It is known that the symmetric group $S_3$ of order $1+2+3$ has the class equation $1+2+3$. But a non-abelian group of order $10 = 1+2+3+4$(which is just $D_5$) cannot have the class equation $1+2+3+4$. My question is the following: "are there finite groups $G$ (other than $S_3$) of order $\frac{n(n+1)}{2}(n \in \Bbb N$) with class equation $1+2+3+\dots+n$ "

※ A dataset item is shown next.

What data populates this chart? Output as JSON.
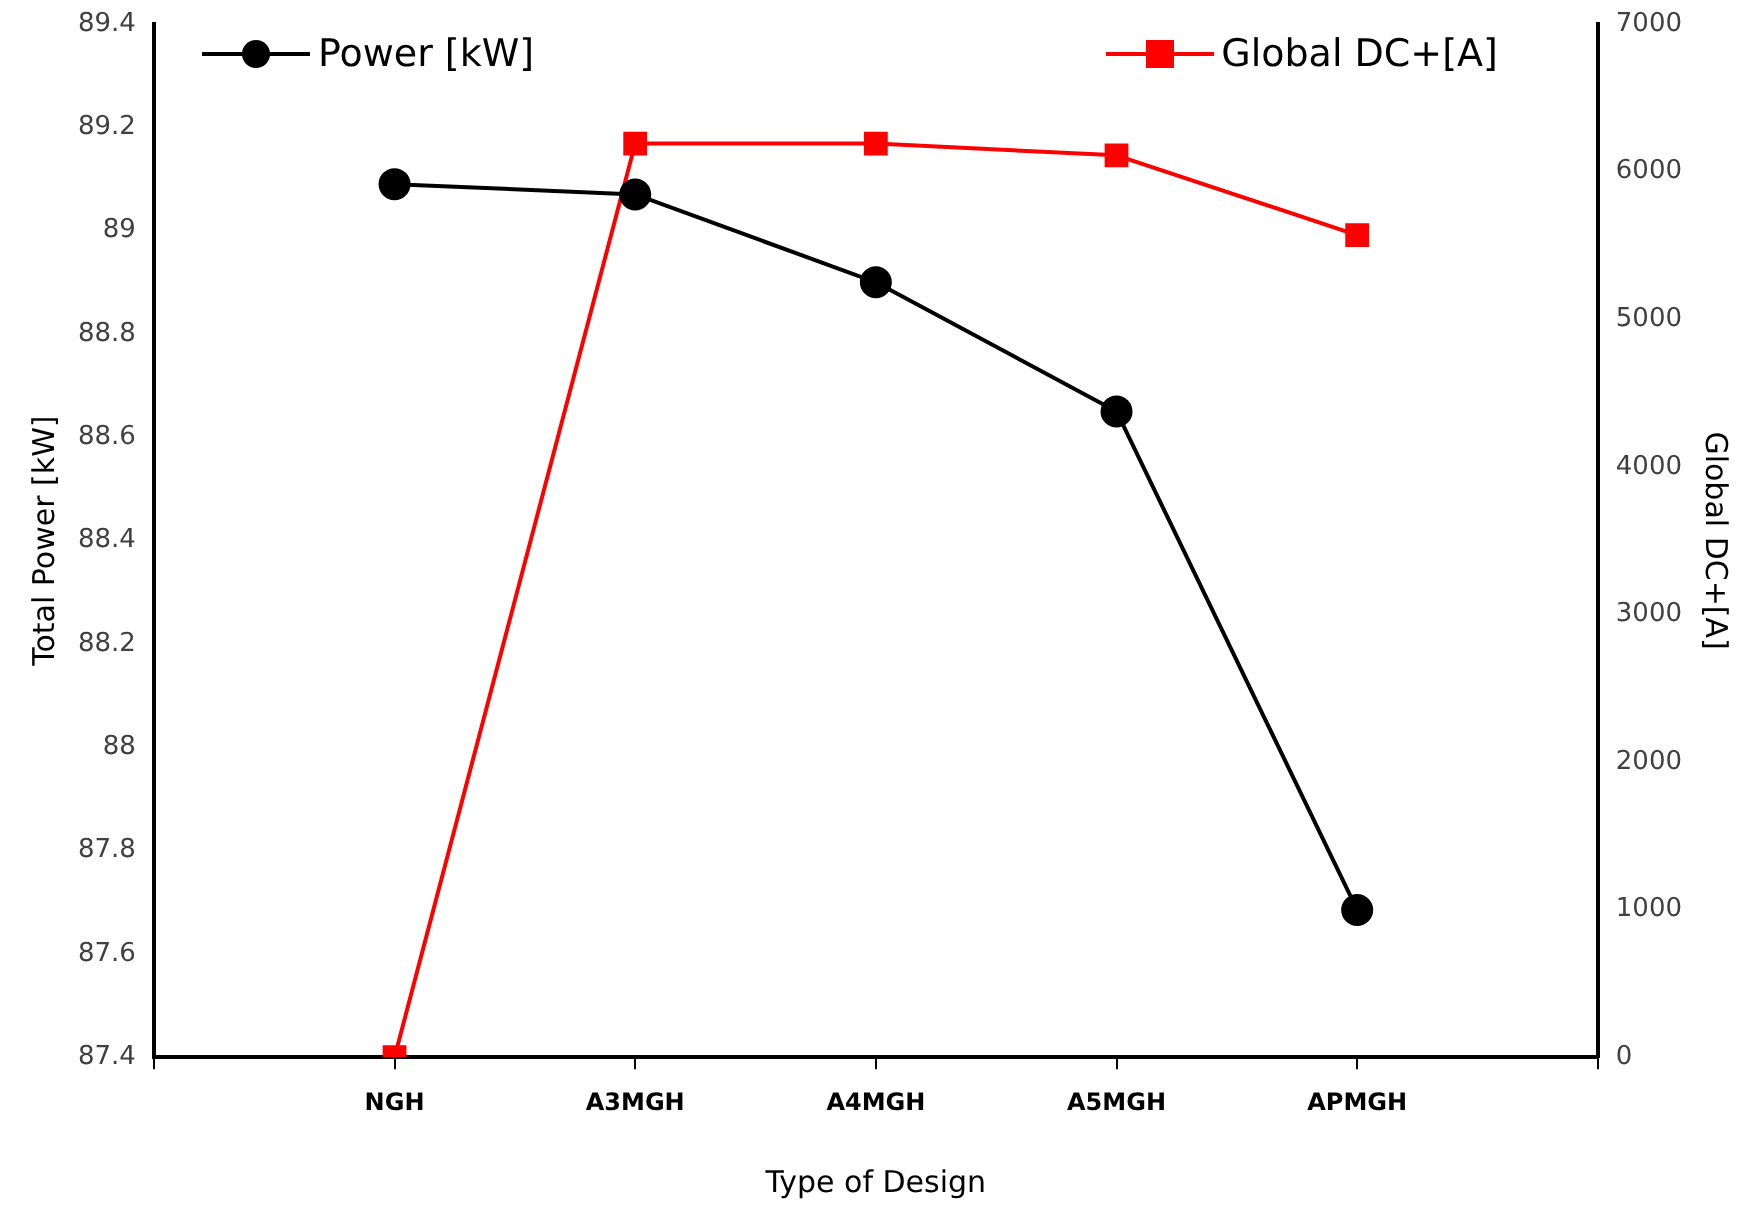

I've no idea how to find an example of this/disprove this claim. Kindly shed some light on this matter.
Best Answer
Note that one necessary condition for this to occur is that $\binom{n+1}{2} = \frac{(n+1)n}{2}$ must be divisible by $1, 2, \ldots, n-1, n$, since all the terms in the class equation are indices of centralizers, hence are divisors of the order of the group. Since $n$ and $n-1$ are relatively prime, this means that $n(n-1) \mid \frac{(n+1)n}{2}$, so $n(n-1) \leq \frac{(n+1)n}{2}$. But this implies \begin{align*} n-1 \leq \frac{n+1}{2} \implies 2n - 2 \leq n+1 \implies n \leq 3 \, . \end{align*}
Since $n=2$ corresponds to $\mathbb{Z}/3\mathbb{Z}$ which has class equation $1+1+1$, then $S_3$ and the trivial group are the only examples with class equation $1 + \cdots + n$.